Ignacio García-Pablo, 21, came to America five years ago. It took him about a month to travel the more than 3,000 miles from Guatemala to Oregon, he says.
He rode a dangerous cargo train known to locals as La Bestia, or the Beast. Then he traveled by car and hired a coyote to smuggle him across the U.S.-Mexico border.
But he says it was worth it: there’s opportunity in the U.S. — something he doesn’t have at home, where drought, crime and political corruption have made prospering nearly impossible.
“In Guatemala it’s very difficult to build a home,” he told OPB in an interview conducted in Spanish. “(In the United States) I came to work and earned money to build a home for my parents and my future family. That’s why I came here.”

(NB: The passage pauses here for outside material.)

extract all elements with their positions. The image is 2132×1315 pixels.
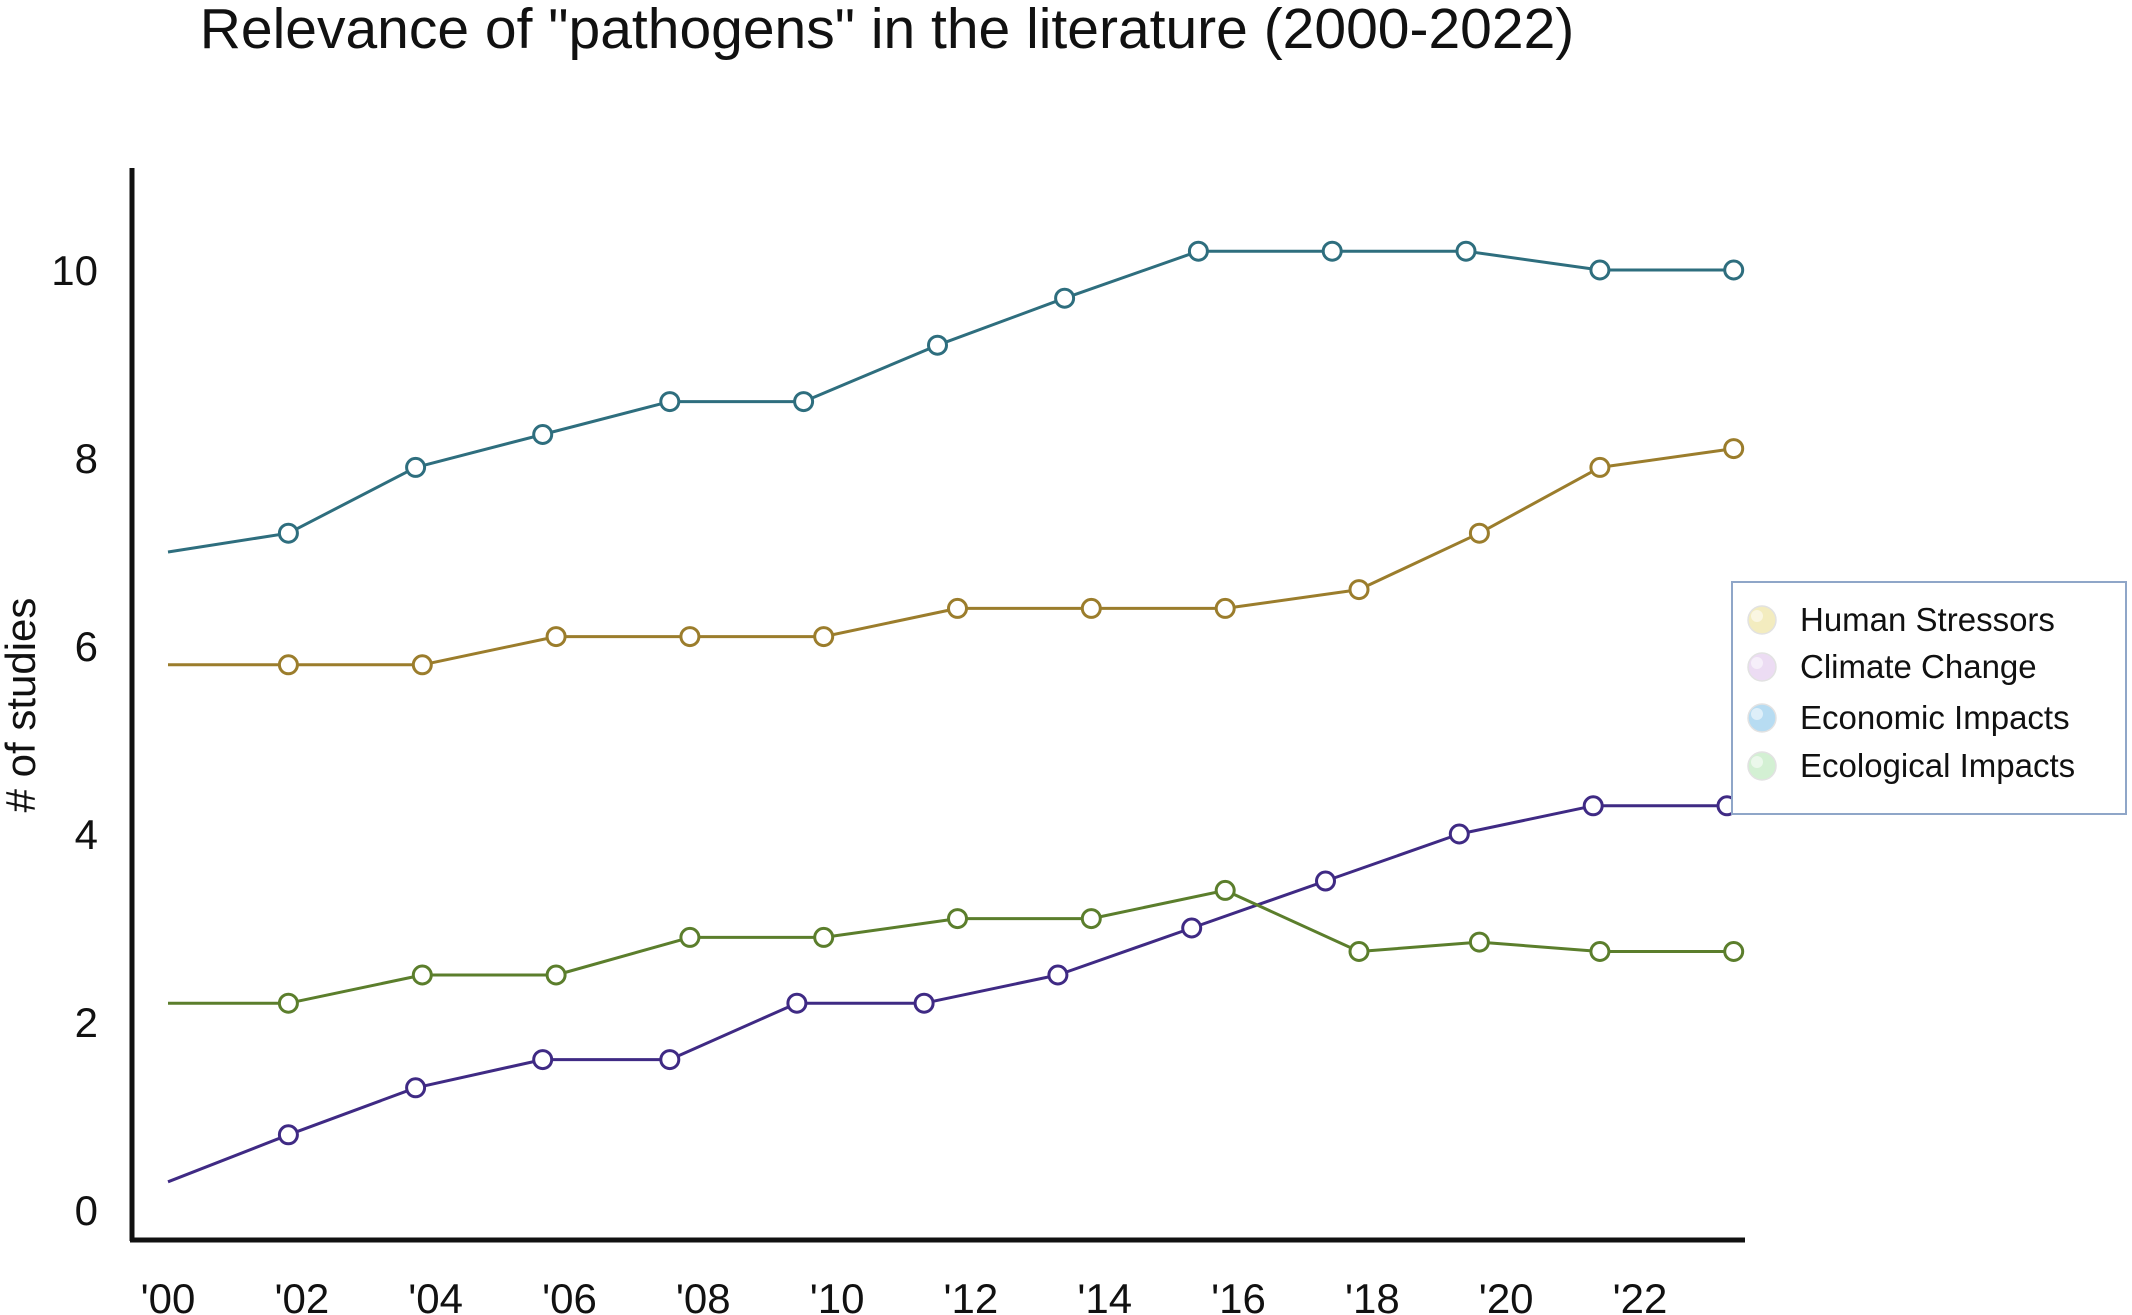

Oregon’s immigrant community — and the industries it helps power — have been hit hard by President Trump’s focus on increasing immigration enforcement. In some predominately Latino communities, fears about deportations have prompted life as usual to shut down.
And in a few cases, immigrants are going as far as deporting themselves.
In the United States, García-Pablo found work with Great Produce Evergreen, a nursery in Newport.
Owner Fermin Miranda says his employees work on U.S. Forest Service land stretching from Tillamook to the California border, picking blueberries and salal, an evergreen shrub.
García-Pablo works hard. His hands feel like sandpaper, and they’re covered in warts from working in dirt. For his efforts, he makes about $100 a day. He has sent his parents enough money to build a home in Guatemala.
He comes from a big family. He and two of his brothers have lived in the United States and worked at Great Produce Evergreen at different times over about 10 years.
“That’s the way it works with them,” Miranda said in a conversation conducted in Spanish. “They leave, they go to see their families and over time they reappear here.”
García-Pablo thought he’d stay in the United States for a few more years.
He hadn’t worried about being deported or being in the country illegally. He says his immigration status didn’t impact his daily life.
That changed with the 2016 presidential election.
“I was thinking to stay seven to eight years, but when I came to the U.S., Obama was the president, and everything was a little calmer,” he said. “Now that Donald Trump was elected, he always said on the news that he was going to deport all the people who are undocumented here. So I thought, ‘I don’t want to get deported. I don’t want to be detained. I don’t want to be in prison.’ That’s why I bought my plane ticket to go home.”
His older brother had already gone back to Guatemala in January, not long after Trump’s inauguration. García-Pablo bought his ticket for early April. A week before his flight, ICE agents showed up at his door in Newport.
They told him they were looking for someone who, it turned out, didn’t live at his house, which he shared with his brothers, cousin and their families.
“They asked me ‘What is your name?’ I gave them my complete name and the day of my birthday, and they asked me if I have a legal paper from here,” he said. “I said, ‘To tell you the truth, I don’t have it.’”
The agents asked him how long he’d been in the United States. He answered honestly: Five years.
He also handed over his passport and his card from the Guatemalan consulate.
“They checked my name on those papers, and then they said ‘You know, we are ICE,’ and I got sad,” he said. They told him they were taking him to ICE’s Portland office.
“I asked them, ‘Why are you taking me if I don’t have a record?’” he said. “They said, ‘We are looking for someone who committed a crime. But that person lives in another house now. You have bad luck.’”
Agents arrested García-Pablo, his brother and his cousin and took them to the Northwest Detention Center in Tacoma, Washington. García-Pablo kept telling agents he was already planning to go home — he even had a plane ticket to prove it.
Eventually, the Guatemalan Consulate got involved. Consulate official Marta Guembes convinced ICE officials to release García-Pablo into her custody until his flight out of the country.
García-Pablo left the United States on April 2.
Before the trip, he said he felt good about going home on his own terms. But he was also looking ahead.
“I paid my plane ticket to leave voluntarily,” he said. “But I am thinking to come back in four years, after Donald Trump leaves office.”